A prática da virtude, para Aristóteles, é um “modo de vida” que “exige” ter amigos porque sem amigos ninguém escolheria viver (EN VIII, 1, 1155 a 5). É com os amigos e para os amigos que praticamos atos virtuosos em primeiro lugar. Podemos afirmar que para viver com virtude no sentido mais amplo, viver de maneira virtuosa, completa, é necessário ter amigos, o que parece reforçar a idéia de que falamos antes: que a amizade representa a realização da essência humana. Ora, se ele [o homem] vivesse como um solitário a existência lhe seria dura, pois não é fácil a quem está sozinho desenvolver uma atividade contínua; [...] mas com os outros e visando aos outros, isso é mais fácil (EN IX, 9, 1170 a 5-6). O Estagirita apresenta, no mínimo, a dificuldade, senão a impossibilidade de ser virtuoso, de ser feliz sem a companhia dos amigos. Em isolamento não é fácil praticar a virtude. É na percepção da conduta virtuosa do amigo que o virtuoso “vê” a sua própria virtude, e tem consciência de ser virtuoso. Com amigos é mais fácil também viver a vida teorética.

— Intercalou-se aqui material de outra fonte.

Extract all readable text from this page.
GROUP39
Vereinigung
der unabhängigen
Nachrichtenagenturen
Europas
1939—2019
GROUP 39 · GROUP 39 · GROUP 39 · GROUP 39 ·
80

Se aqui assinalamos a dificuldade, há de fato momentos em que Aristóteles insiste na necessidade da amizade. Para ser feliz há que se ter amigos e só pode ser feliz quem for virtuoso, por isto só é possível “viver” a própria virtude, isto é, ser feliz, quem possuir amigos. Para ser feliz o homem necessita, portanto, de amigos virtuosos (EN IX, 9, 1170 b 19). Para Aristóteles não é possível ser virtuoso sozinho e não é possível ser feliz sem amigos. Essa dimensão ontológica da amizade, já mencionada anteriormente, é de que precisamos dos outros, e de uma determinada vinculação com estes outros para nos conhecer, para sermos indivíduos, para vivermos agradavelmente. É através do amigo e com ele que podemos nos conhecer melhor. Quando queremos “ver” nosso próprio rosto, olhamos o rosto do amigo. Não podemos ver o próprio rosto a não ser assim. Quando desejamos contemplar nosso próprio rosto, miramo-nos em um espelho, sempre que queremos ver nosso caráter ou personalidade, podemos reconhecê-los olhando para um amigo; porque um amigo é um segundo eu (MM II, 15).

Por sua vez, na amizade perfeita, cada um é bom em si mesmo e para o seu amigo; é útil para si e para o outro; e dá prazer para si e para o amigo (EN VIII, 3, 1156 b 12). Contudo, assim como acontece em toda virtude, a utilidade e o prazer não podem ser o motivo da amizade virtuosa, mas deverão ser decorrência e sinais do comportamento virtuoso, da semelhança com o bem.

Mesmo que a amizade fundada na virtude seja a mais excelente forma de amizade, ela não ocorre com freqüência, e quando ocorre tende a ser permanente, até porque cada um encontra no outro todas as qualidades que um amigo deve ter.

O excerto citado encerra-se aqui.